Vitamin A (retinoic acid) in Multiple Sclerosis: Avoiding the Mistakes Made with Vitamin D

Background: This study will determine if higher levels vitamin A levels and normal vitamin D levels in conjunction with interferon-beta or glatiramer acetate disease modifying therapy treatments are associated with decreased MS severity at a 3 years. As the normal range for vitamin A levels is between 30 to 95 micrograms/dL, it is not clear whether lower levels are just as good as the higher range. Previous studies in other disease separated patients based on their vitamin A levels into 3-5 divisions based on a vitamin A level range (ie less than 29, 30-50, 51-70, 71-95, greater than 95). It is expected that patients levels do not fluctuate significantly from year to year and tend to remain within one group. We will measure the vitamin A levels every 3 months to determine if there was a change in the levels such that the patient has moved from their previous quintile group.  We will also measure retinol binding protein and serum beta-carotene levels as these influence the vitamin A level and prior studies utilized these measures. By measuring all three of these we will be able to better determine which marker of vitamin A status is best for future studies. Annually, we will take an average of the vitamin A levels and assign to a quintile group. 

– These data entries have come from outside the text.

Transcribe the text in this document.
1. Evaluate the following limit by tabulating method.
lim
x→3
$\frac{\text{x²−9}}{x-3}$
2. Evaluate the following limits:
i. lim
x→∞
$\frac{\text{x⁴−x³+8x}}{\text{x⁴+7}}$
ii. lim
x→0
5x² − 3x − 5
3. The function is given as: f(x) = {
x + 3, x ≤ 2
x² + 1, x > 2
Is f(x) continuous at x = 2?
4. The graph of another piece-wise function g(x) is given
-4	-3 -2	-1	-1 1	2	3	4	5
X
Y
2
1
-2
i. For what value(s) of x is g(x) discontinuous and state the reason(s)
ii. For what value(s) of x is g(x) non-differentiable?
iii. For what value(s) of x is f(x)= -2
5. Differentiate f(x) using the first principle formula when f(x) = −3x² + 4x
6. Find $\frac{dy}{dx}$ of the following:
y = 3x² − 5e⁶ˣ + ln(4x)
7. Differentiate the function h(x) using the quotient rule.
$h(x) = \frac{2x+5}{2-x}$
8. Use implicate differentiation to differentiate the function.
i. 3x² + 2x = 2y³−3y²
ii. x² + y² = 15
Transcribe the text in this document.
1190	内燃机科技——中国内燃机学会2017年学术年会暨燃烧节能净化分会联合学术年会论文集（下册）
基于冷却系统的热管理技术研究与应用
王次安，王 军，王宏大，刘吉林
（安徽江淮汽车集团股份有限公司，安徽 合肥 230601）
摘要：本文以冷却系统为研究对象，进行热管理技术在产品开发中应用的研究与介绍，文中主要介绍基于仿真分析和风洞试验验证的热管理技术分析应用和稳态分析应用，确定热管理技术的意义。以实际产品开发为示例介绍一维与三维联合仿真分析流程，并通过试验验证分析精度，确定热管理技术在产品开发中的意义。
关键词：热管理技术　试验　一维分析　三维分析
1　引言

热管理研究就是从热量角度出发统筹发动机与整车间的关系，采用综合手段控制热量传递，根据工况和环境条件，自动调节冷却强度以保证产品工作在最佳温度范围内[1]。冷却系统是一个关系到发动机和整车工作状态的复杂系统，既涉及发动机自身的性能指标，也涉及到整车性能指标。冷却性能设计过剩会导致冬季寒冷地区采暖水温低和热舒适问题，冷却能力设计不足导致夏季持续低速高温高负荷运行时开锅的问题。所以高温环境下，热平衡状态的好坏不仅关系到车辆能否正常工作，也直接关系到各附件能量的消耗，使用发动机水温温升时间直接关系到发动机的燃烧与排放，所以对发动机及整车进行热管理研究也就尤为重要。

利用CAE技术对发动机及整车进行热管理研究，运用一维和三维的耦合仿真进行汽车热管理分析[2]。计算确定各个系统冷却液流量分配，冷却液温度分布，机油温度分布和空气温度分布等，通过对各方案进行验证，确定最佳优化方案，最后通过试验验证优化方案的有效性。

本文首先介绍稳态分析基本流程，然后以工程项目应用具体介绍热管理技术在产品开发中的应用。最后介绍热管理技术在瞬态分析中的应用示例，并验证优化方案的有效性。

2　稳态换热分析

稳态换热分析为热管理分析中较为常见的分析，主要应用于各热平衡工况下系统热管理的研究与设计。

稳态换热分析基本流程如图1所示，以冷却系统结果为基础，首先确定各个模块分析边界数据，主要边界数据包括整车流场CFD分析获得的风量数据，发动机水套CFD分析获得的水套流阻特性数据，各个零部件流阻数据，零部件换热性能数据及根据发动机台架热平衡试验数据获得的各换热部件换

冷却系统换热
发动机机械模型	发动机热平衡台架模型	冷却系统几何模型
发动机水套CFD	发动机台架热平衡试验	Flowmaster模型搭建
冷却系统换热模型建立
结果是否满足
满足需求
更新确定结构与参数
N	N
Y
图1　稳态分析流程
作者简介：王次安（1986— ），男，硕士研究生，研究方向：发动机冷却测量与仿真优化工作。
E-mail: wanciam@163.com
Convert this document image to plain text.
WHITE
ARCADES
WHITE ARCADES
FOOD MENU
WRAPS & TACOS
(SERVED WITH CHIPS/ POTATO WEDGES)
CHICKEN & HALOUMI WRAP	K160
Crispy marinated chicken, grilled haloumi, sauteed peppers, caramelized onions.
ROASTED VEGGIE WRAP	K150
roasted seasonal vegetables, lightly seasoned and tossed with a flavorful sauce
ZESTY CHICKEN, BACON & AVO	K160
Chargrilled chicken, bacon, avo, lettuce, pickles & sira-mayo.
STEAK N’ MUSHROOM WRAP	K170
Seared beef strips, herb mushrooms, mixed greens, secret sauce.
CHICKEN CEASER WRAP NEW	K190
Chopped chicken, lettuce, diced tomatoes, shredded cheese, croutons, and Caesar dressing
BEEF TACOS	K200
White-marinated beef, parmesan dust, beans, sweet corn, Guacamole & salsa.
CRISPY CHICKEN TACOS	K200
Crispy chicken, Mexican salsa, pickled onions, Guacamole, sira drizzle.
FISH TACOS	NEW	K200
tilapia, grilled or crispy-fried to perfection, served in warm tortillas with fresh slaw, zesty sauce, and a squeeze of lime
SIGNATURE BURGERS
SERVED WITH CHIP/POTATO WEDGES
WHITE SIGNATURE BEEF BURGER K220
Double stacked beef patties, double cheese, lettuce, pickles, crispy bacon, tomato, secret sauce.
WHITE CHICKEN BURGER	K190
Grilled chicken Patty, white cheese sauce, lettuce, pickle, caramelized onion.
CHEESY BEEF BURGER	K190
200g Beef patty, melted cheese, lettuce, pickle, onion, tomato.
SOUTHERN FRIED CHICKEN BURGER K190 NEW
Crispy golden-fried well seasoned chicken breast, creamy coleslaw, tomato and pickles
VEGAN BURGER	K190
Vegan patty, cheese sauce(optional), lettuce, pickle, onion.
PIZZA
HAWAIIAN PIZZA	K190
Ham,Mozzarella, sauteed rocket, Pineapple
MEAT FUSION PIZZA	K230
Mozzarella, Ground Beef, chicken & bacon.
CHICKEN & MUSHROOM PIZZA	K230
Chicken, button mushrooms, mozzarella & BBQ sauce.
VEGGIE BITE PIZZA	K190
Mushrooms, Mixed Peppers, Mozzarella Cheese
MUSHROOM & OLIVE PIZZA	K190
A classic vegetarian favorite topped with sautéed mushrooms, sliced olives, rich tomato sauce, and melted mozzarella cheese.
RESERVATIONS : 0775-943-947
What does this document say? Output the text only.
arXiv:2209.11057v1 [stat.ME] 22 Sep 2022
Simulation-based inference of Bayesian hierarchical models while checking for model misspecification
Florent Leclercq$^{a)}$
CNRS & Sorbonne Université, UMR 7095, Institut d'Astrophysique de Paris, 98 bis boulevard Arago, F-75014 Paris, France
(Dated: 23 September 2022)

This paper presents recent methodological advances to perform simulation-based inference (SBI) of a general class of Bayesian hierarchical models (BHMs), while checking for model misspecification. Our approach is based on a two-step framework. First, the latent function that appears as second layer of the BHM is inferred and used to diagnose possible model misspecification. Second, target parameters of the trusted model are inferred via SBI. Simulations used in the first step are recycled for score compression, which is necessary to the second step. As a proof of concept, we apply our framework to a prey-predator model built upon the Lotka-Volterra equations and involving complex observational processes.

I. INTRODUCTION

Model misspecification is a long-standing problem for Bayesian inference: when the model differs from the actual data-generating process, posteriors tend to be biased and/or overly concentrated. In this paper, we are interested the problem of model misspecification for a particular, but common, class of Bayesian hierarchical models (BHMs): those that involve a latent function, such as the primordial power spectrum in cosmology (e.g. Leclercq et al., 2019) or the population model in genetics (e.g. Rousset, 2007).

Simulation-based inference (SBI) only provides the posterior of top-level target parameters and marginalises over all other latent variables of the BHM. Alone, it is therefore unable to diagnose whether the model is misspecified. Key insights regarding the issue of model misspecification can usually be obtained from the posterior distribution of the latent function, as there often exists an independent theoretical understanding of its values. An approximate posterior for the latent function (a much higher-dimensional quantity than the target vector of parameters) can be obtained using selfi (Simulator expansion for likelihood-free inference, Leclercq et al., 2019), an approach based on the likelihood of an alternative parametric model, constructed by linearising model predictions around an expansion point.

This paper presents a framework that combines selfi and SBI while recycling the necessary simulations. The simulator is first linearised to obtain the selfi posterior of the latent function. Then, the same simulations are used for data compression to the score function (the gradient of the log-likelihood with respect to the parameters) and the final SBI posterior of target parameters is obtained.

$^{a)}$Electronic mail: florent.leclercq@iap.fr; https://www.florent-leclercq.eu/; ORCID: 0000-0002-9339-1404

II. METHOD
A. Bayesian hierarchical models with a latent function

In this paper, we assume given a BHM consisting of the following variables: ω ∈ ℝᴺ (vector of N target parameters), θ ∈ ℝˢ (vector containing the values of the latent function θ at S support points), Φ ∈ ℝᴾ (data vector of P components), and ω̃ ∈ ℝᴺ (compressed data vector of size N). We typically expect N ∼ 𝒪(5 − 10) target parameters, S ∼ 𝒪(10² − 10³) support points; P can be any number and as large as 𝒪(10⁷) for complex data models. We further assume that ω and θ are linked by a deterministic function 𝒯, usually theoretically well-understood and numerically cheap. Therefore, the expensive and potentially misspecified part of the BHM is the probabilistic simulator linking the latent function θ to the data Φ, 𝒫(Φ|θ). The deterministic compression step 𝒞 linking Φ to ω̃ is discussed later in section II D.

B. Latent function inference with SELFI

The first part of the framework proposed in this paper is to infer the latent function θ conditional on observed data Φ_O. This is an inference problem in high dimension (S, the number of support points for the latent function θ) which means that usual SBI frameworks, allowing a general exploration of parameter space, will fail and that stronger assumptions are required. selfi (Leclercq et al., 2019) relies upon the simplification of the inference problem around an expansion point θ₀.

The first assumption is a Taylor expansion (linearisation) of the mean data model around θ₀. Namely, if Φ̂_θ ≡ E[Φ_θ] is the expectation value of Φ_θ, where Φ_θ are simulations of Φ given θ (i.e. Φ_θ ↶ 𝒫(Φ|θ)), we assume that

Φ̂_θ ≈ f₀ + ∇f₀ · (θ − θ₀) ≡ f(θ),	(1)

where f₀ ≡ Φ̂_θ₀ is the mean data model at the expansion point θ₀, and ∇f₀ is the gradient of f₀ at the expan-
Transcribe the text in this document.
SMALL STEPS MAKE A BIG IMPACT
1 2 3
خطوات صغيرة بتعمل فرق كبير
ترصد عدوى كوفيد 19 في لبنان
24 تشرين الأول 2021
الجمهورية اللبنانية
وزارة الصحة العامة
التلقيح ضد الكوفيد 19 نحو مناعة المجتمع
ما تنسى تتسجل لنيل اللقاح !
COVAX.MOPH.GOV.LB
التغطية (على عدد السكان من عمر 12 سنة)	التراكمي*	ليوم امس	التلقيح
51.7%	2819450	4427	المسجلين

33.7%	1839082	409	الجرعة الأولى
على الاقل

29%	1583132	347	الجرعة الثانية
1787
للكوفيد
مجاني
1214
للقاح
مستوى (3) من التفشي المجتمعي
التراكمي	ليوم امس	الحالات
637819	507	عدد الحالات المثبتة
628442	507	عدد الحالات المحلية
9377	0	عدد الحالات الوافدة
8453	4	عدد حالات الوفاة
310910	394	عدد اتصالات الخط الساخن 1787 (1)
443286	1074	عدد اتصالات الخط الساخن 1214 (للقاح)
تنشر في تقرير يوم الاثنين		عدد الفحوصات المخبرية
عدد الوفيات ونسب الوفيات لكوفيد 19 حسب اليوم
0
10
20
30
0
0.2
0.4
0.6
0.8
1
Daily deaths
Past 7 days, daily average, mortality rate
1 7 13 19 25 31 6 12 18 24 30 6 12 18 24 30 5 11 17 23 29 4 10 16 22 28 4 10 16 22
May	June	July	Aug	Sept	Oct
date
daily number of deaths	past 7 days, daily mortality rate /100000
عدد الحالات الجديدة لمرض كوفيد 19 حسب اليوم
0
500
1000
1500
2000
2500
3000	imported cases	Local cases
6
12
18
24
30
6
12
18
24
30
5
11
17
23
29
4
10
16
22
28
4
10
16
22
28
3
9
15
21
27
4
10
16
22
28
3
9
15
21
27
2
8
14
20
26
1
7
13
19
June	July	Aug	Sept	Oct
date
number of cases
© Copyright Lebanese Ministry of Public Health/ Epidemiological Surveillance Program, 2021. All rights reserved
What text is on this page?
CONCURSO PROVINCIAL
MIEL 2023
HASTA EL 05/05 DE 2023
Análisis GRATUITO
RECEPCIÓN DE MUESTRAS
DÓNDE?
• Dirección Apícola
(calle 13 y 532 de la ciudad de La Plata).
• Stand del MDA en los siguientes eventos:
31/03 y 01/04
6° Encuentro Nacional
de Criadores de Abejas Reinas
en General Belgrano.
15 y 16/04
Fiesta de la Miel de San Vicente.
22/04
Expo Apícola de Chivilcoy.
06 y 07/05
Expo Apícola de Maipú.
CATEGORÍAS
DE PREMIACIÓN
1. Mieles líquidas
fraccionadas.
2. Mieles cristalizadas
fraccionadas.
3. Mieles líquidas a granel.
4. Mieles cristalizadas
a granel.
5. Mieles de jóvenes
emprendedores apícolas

Objectives: and Methods: Inclusion criteria will include, relapsing remitting patients with variable severity (we can further divide these patients into EDSS groups 1-3, 3.5-5.5, 6-7.5, greater or = to 8). A previous study demonstrated that EDSS changes in more severe RRMS (EDSS >4) patients had a greater change in rank in a 5 year period but also greater than 2 years. Because our patient population have an average EDSS in the slightly higher ranges (EDSS 4-6), it provides an ideal population of patients for a study of 3 years duration. Additionally, these patients must have a normal vitamin D level at the start of the study; if they are low they will be treated with vitamin D. Demographic data will be collected on patients with RRMS who are taking or started on either copaxone or an interferon-beta.Qualifying patients will be followed for a total of 3 years (with annual review of the data). In additional to the severity (EDSS score) being followed, we will record annualized relapse rate, MRI data, as well as an MRI study known as magnetization transfer (MTR) which has been used to determine remyelination in MS patients. This will provide data regarding the rate of remyelination in the MS patients in the various quintile groups of vitamin A. Previously, Vitamin A has been shown to improve myelination in the EAE model. 

Results: We expect to present preliminary results.

Conclusions: It is not known if remyelination is greater and progression is slower in the higher vitamin A level groups.